First, I want to acknowledge my privilege as a white woman in America today. I usually don't have to worry about interactions with the police or jogging in a neighborhood. For the most part, I am free to do any of those things without thinking that something could go very wrong. I don't worry about being called a racial slur when I am out with friends. I don't worry about store employees looking at me differently because of the color of my skin. I don't have to worry about any of that.
Now, the real issue. Church leaders need to step up, they need to be vocal about what happened to George Floyd. The Bible is very clear when it comes to the injustices of the world. Proverbs 31:8 says to "speak up for those who cannot speak for themselves; ensure justice for those being crushed" and Isaiah 1:17 tells us to "learn to do good.
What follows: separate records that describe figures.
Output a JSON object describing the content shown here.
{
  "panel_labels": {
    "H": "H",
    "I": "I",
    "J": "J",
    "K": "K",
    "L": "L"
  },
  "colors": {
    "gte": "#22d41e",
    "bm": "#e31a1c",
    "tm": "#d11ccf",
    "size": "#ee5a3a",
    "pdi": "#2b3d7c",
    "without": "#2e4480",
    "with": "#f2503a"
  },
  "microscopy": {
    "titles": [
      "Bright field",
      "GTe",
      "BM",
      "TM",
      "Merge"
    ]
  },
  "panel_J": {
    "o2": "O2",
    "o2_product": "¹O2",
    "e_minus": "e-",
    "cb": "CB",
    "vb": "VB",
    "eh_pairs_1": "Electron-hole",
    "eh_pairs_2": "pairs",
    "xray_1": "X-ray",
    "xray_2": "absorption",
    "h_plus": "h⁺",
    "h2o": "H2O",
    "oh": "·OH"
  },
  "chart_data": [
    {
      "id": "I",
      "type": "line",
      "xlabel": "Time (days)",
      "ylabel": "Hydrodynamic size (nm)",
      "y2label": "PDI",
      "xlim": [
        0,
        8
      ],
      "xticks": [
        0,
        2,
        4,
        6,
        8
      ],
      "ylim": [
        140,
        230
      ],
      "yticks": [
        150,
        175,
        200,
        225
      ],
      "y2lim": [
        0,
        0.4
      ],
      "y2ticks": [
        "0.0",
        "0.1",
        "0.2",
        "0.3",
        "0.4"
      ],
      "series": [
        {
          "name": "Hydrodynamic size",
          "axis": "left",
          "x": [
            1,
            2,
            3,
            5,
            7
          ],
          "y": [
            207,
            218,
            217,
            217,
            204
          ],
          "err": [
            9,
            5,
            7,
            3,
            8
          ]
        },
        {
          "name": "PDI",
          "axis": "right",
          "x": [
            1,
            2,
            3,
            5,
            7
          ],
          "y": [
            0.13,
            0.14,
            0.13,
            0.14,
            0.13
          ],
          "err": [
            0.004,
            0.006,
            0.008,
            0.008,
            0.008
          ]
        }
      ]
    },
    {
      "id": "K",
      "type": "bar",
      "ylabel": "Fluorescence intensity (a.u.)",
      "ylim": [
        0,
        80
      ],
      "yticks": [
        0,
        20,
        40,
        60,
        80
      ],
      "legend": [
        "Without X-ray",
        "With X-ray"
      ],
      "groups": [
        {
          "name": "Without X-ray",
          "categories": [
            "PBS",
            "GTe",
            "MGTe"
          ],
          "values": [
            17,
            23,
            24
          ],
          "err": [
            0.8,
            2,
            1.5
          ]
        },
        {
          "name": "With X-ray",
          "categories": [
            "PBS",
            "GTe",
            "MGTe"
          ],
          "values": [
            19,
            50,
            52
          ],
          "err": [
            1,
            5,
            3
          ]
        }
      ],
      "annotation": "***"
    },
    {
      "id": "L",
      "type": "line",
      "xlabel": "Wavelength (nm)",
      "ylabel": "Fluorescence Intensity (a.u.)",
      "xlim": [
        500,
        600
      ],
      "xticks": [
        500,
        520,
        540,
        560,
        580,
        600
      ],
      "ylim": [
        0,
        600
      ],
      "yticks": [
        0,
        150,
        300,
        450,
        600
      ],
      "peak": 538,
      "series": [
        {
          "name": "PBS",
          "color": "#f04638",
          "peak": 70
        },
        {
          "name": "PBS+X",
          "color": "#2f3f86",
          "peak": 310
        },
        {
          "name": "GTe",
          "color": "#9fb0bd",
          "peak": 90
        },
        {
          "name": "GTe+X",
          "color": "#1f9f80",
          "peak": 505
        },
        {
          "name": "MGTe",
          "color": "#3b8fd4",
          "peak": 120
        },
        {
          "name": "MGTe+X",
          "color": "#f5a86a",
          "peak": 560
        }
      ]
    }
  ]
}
Seek justice. Help the oppressed. Defend the cause of orphans. Fight for the rights of widows."
Some pastors will argue that it is wise to not speak, and on some level, I agree with them. It is wise to take some time, compose your thoughts — and then speak on those matters.
It is Biblical to stand against oppression and injustice, and if you speaking on it ruffles some feathers, good. It should do that.
I have been blessed with a wonderful church and wonderful leaders within my church who have spoken out against racial injustices, who have mourned and prayed and stood with members of the black community, they have loved and supported them.
I have been blessed with a diverse church and a pastor who speaks on injustices.
If your church leaders haven't, maybe it's time to find a new church.